Take Macdonald’s name off Brampton school: teacher union
Published June 3, 2021 at 11:55 pm
A teacher union’s local is calling on the Peel District School Board (PDSB) to immediately rename Sir John A. Macdonald Senior Public School in Brampton.
Gail Bannister-Clarke, president of the Peel Elementary Teachers’ Local within the Elementary Teachers’ Federation of Ontario (ETFO), wrote to PDSB supervisor Bruce Rodrigues on Thursday, posting the letter to Twitter.
Bannister-Clarke pointed out that the ETFO passed a motion almost four years ago, in August 2017, that called upon “all school districts to examine and rename schools and buildings” named after Macdonald.
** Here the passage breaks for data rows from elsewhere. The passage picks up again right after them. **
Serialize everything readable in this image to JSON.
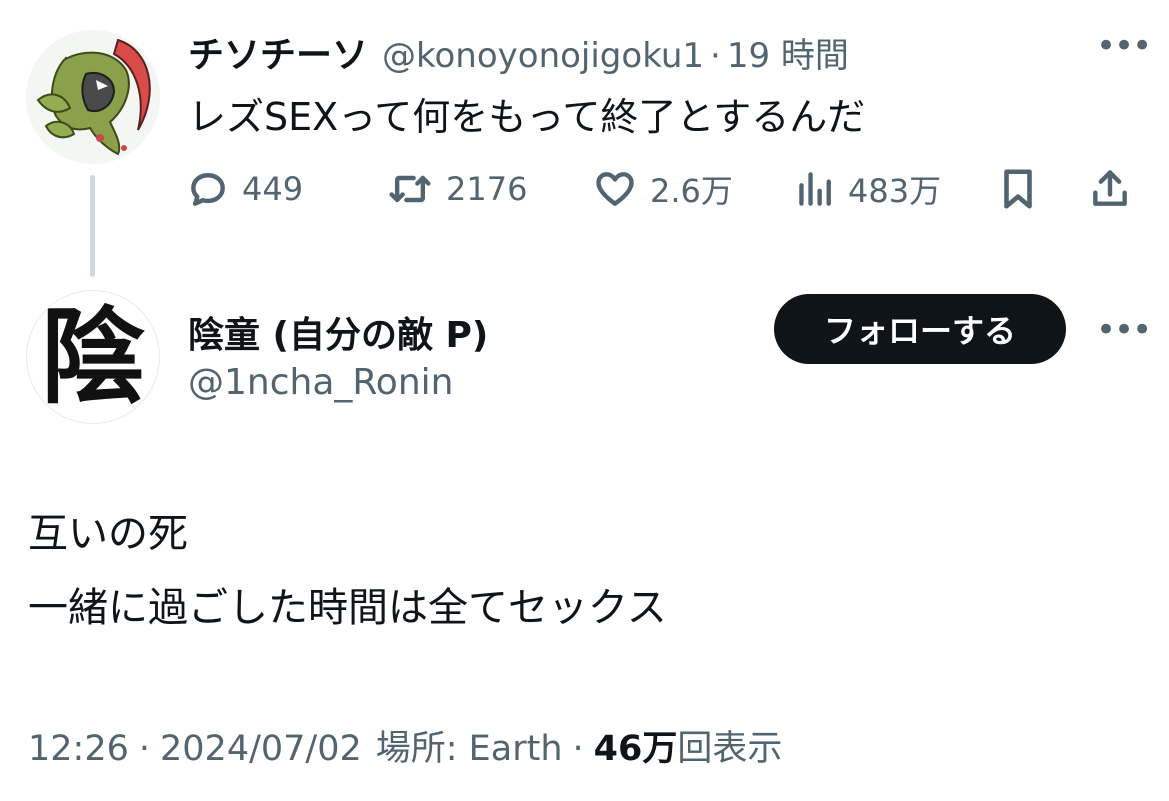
{
  "parent_tweet": {
    "display_name": "チソチーソ",
    "handle": "@konoyonojigoku1",
    "separator": "·",
    "time": "19 時間",
    "text": "レズSEXって何をもって終了とするんだ",
    "more_icon": "more-horizontal-icon",
    "actions": {
      "replies": "449",
      "retweets": "2176",
      "likes": "2.6万",
      "views": "483万"
    }
  },
  "main_tweet": {
    "avatar_glyph": "陰",
    "display_name": "陰童 (自分の敵 P)",
    "handle": "@1ncha_Ronin",
    "follow_label": "フォローする",
    "more_icon": "more-horizontal-icon",
    "text_lines": [
      "互いの死",
      "一緒に過ごした時間は全てセックス"
    ],
    "meta": {
      "time": "12:26",
      "sep1": "·",
      "date": "2024/07/02",
      "location": "場所: Earth",
      "sep2": "·",
      "views_count": "46万",
      "views_suffix": "回表示"
    }
  },
  "colors": {
    "text_primary": "#0f1419",
    "text_secondary": "#536471",
    "thread_line": "#cfd9de",
    "follow_button_bg": "#0f1419",
    "follow_button_text": "#ffffff"
  }
}
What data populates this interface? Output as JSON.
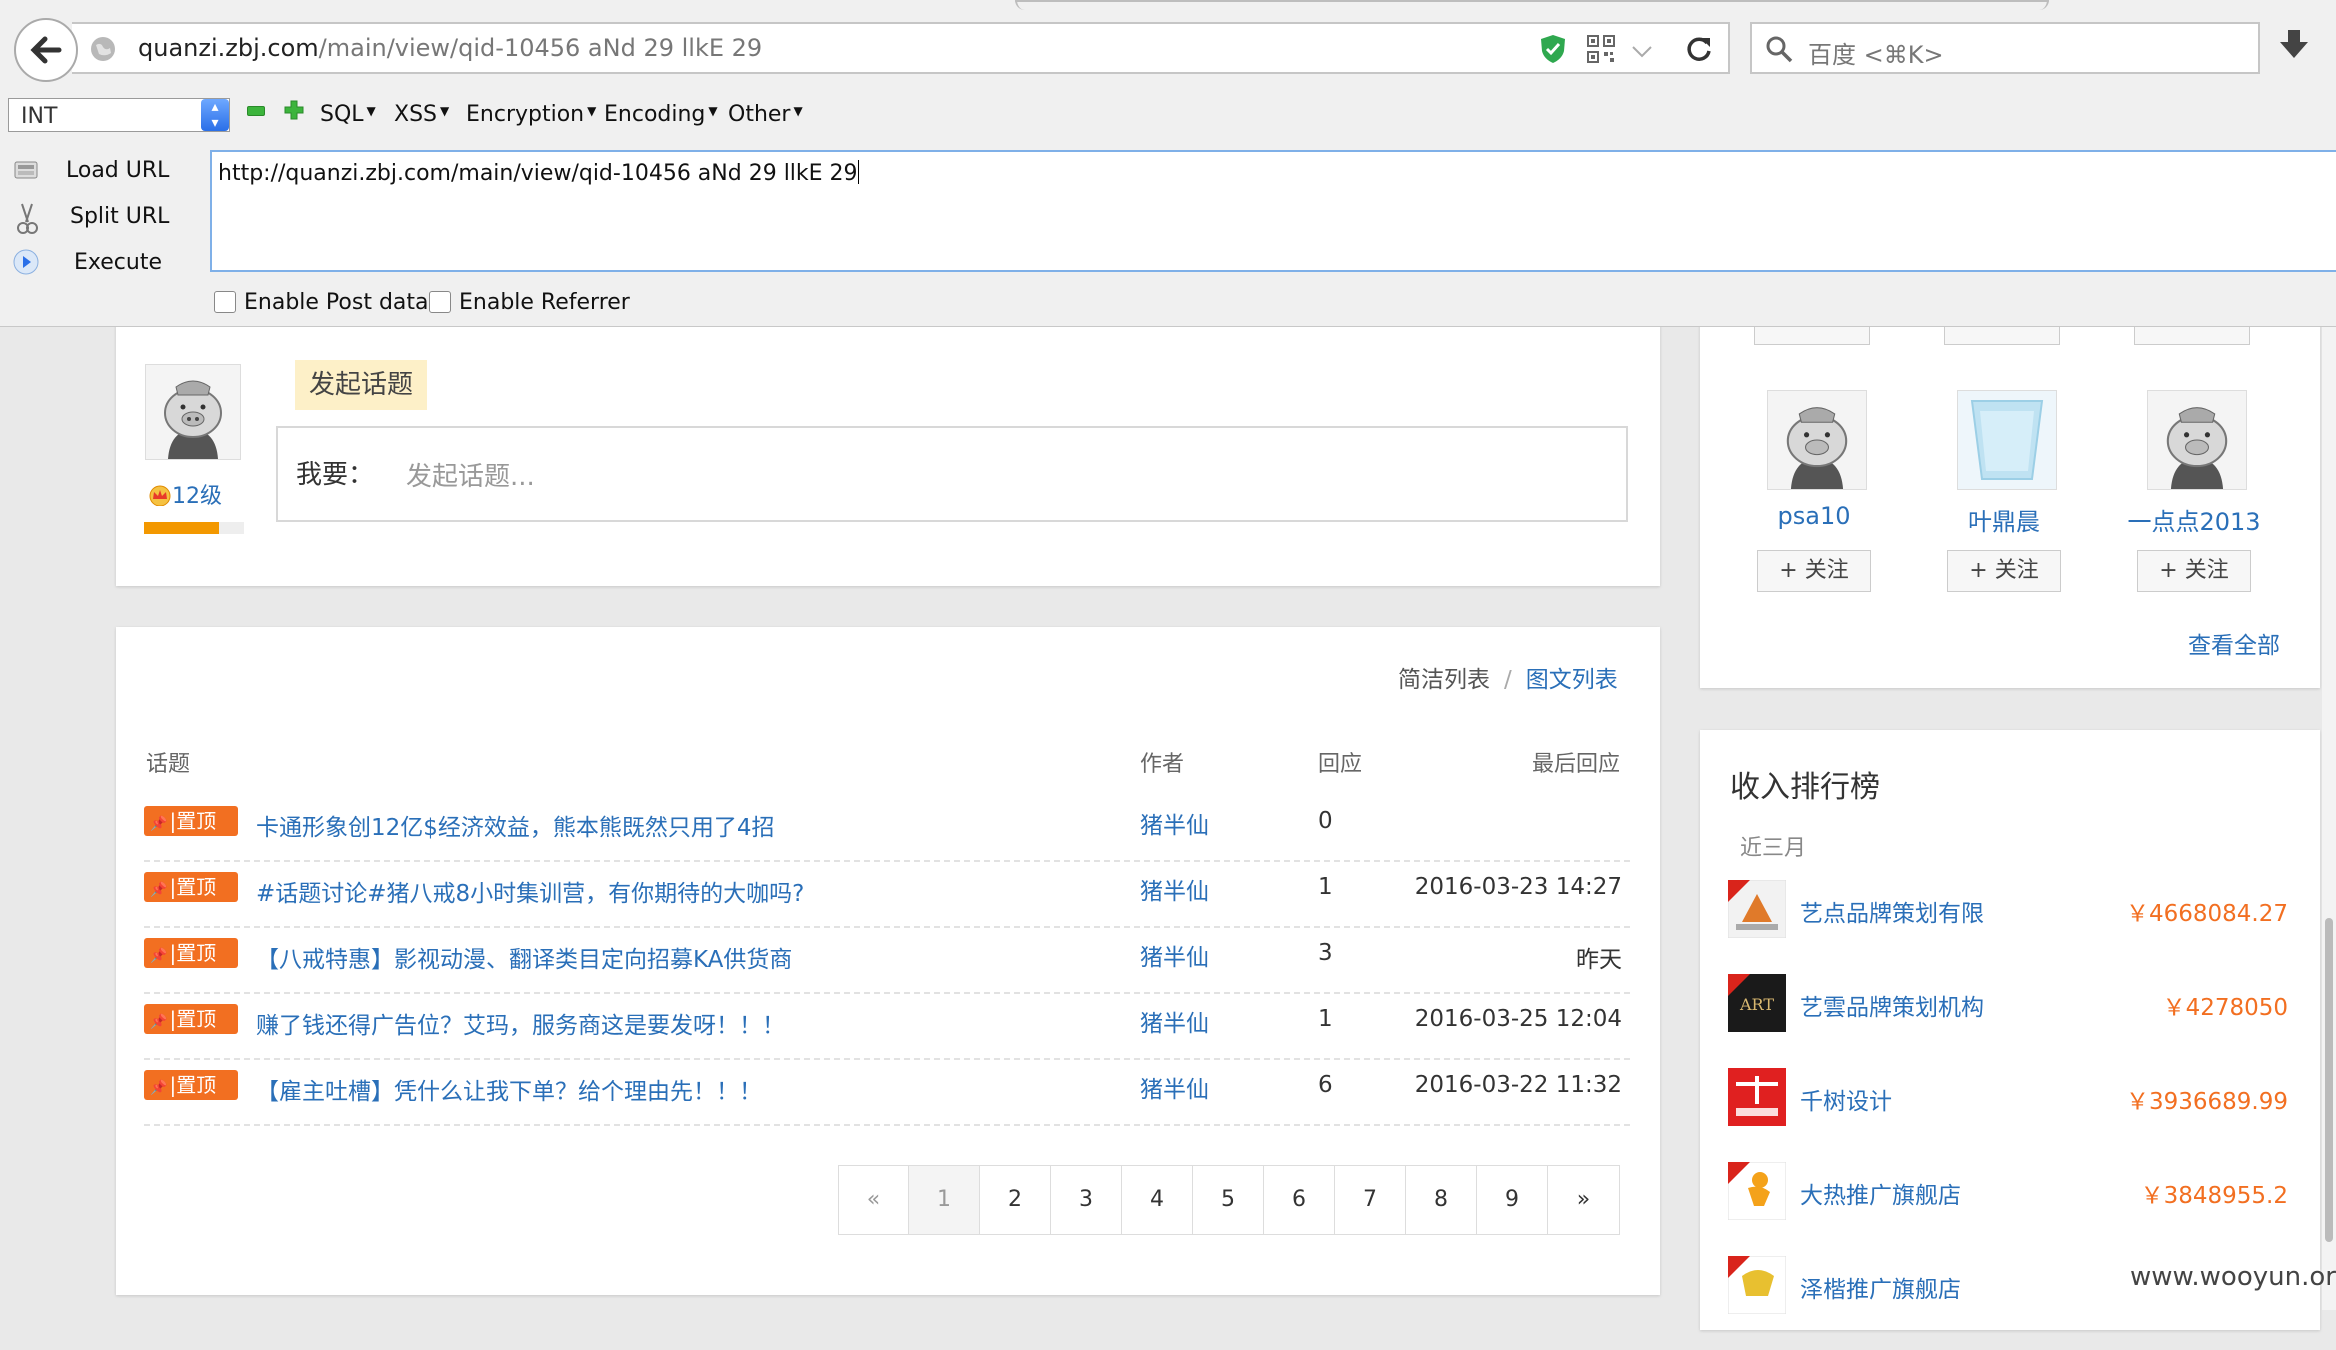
{
  "browser": {
    "url_host": "quanzi.zbj.com",
    "url_path": "/main/view/qid-10456 aNd 29 llkE 29",
    "search_placeholder": "百度 <⌘K>"
  },
  "hackbar": {
    "select_value": "INT",
    "menus": [
      "SQL",
      "XSS",
      "Encryption",
      "Encoding",
      "Other"
    ],
    "load_url": "Load URL",
    "split_url": "Split URL",
    "execute": "Execute",
    "url_value": "http://quanzi.zbj.com/main/view/qid-10456 aNd 29 llkE 29",
    "enable_post": "Enable Post data",
    "enable_referrer": "Enable Referrer"
  },
  "post": {
    "level": "12级",
    "level_progress": 0.75,
    "start_topic": "发起话题",
    "i_want": "我要：",
    "placeholder": "发起话题..."
  },
  "topic_list": {
    "view_simple": "简洁列表",
    "view_sep": "/",
    "view_image": "图文列表",
    "headers": {
      "topic": "话题",
      "author": "作者",
      "replies": "回应",
      "last": "最后回应"
    },
    "badge": "置顶",
    "rows": [
      {
        "title": "卡通形象创12亿$经济效益，熊本熊既然只用了4招",
        "author": "猪半仙",
        "replies": "0",
        "last": ""
      },
      {
        "title": "#话题讨论#猪八戒8小时集训营，有你期待的大咖吗?",
        "author": "猪半仙",
        "replies": "1",
        "last": "2016-03-23 14:27"
      },
      {
        "title": "【八戒特惠】影视动漫、翻译类目定向招募KA供货商",
        "author": "猪半仙",
        "replies": "3",
        "last": "昨天"
      },
      {
        "title": "赚了钱还得广告位？艾玛，服务商这是要发呀！！！",
        "author": "猪半仙",
        "replies": "1",
        "last": "2016-03-25 12:04"
      },
      {
        "title": "【雇主吐槽】凭什么让我下单？给个理由先！！！",
        "author": "猪半仙",
        "replies": "6",
        "last": "2016-03-22 11:32"
      }
    ]
  },
  "pager": [
    "«",
    "1",
    "2",
    "3",
    "4",
    "5",
    "6",
    "7",
    "8",
    "9",
    "»"
  ],
  "follow": {
    "old_follow": "+ 关注",
    "users": [
      {
        "name": "psa10",
        "follow": "+ 关注"
      },
      {
        "name": "叶鼎晨",
        "follow": "+ 关注"
      },
      {
        "name": "一点点2013",
        "follow": "+ 关注"
      }
    ],
    "view_all": "查看全部"
  },
  "income": {
    "title": "收入排行榜",
    "period": "近三月",
    "items": [
      {
        "name": "艺点品牌策划有限",
        "amount": "￥4668084.27",
        "logo_color": "#d9241b"
      },
      {
        "name": "艺雲品牌策划机构",
        "amount": "￥4278050",
        "logo_color": "#1a1a1a"
      },
      {
        "name": "千树设计",
        "amount": "￥3936689.99",
        "logo_color": "#e02020"
      },
      {
        "name": "大热推广旗舰店",
        "amount": "￥3848955.2",
        "logo_color": "#f4a21a"
      },
      {
        "name": "泽楷推广旗舰店",
        "amount": "",
        "logo_color": "#e8c030"
      }
    ]
  },
  "watermark": "www.wooyun.org",
  "colors": {
    "link": "#2a6fb8",
    "accent": "#f26f21",
    "level_bar": "#f39800"
  }
}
Bannister-Clarke notes ETFO also wrote to the PDSB early in the 2017-18 school year to ask the public board to have a debate about renaming the school, but that never happened.
“It is simply untenable, and a continuation of the generational harm and trauma that Indigenous peoples have been made to endure, for this board to ignore this call to take this small step towards Truth and Reconcilation,” Bannister-Clarke wrote on Thursday.
“Failing to (rename the school) would cause further re-traumatization.”
At the 2017 #ETFO Annual Mtg, delegates from across Ont voted in favour of a motion directing ETFO to call on DSBs to change the name of schools or buildings named after Sir John A. Macdonald.
4 yrs on, @ETFOPeel is calling on @PeelSchools to take immediate action. #onted #onlab pic.twitter.com/fb4Fx8XkXV
— ETFO Peel (@ETFOPeel) June 3, 2021
Rodrigues was not director of the Peel public board in 2017. He accepted the position of PDSB superviser in June 2020.
The policies of Macdonald, who served as Canada’s first prime minister, have been shown by historians to have caused cultural genocide of Indigenous peoples.
The recent confirmation of remains of some 215 children buried on the site of a former residential school in Kamloops, B.C., has amplified calls for communities and schools to take action. On Tuesday, workers in Charlottetown removed a statue of Macdonald from a downtown intersection in the Prince Edward Island capital.